Im Stadtrat gilt die Bayernpartei immer noch ein bisschen als Fremdkörper. Ihm sei immer noch nicht ganz klar, was diese Gruppierung überhaupt im Rathaus wolle, sagt Grünen-Chef Florian Roth. Das kommunalpolitische Profil sei ihm überaus schleierhaft. Zur Loslösung Bayerns habe er jedenfalls noch keine Initiative vernommen. Dabei könne man zur Förderung der bayerischen Tradition doch auch in der Stadt so viel unternehmen.
Vielleicht werden die Ziele schon in ein paar Wochen etwas klarer. Zwei der Überläufer vom März sind bei der Bayernpartei ratzfatz in die Chefetage aufgestiegen. Der frühere CSU-Mann Mario Schmidbauer ist inzwischen Vorsitzender des Münchner Bezirksverbands, das ehemalige Freie-Wähler-Mitglied Johann Altmann sein Stellvertreter.
Ende des Monats werde es eine Vorstandssitzung geben, in der ein Zehn-Punkte-Plan verabschiedet werden soll, sagt Schmidbauer.

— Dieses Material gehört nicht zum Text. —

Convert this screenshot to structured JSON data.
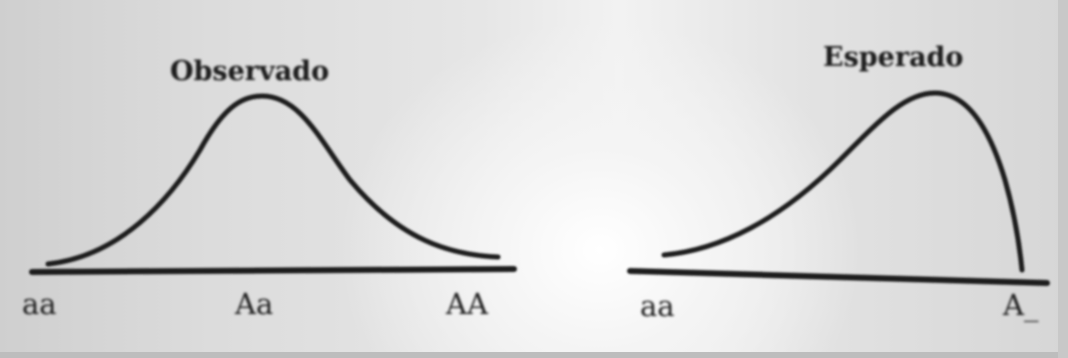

Wohnen, Verkehr, die Kliniksanierung – alles, was für München gut und wichtig ist, soll dort seinen Niederschlag finden. "Sie werden noch ihr weiß-blaues Wunder erleben", verspricht der 64-Jährige.
Dass in dem Papier dann auch Bayerns Unabhängigkeit eine Rolle spielen wird, ist eher unwahrscheinlich. Aber sie stünden durchaus alle zu dieser Kernforderung der Bayernpartei, sagt Altmann. Denn so wie das derzeit alles laufe, mit Bayern, Deutschland und Europa, da wäre eine Loslösung vielleicht nicht das Schlechteste.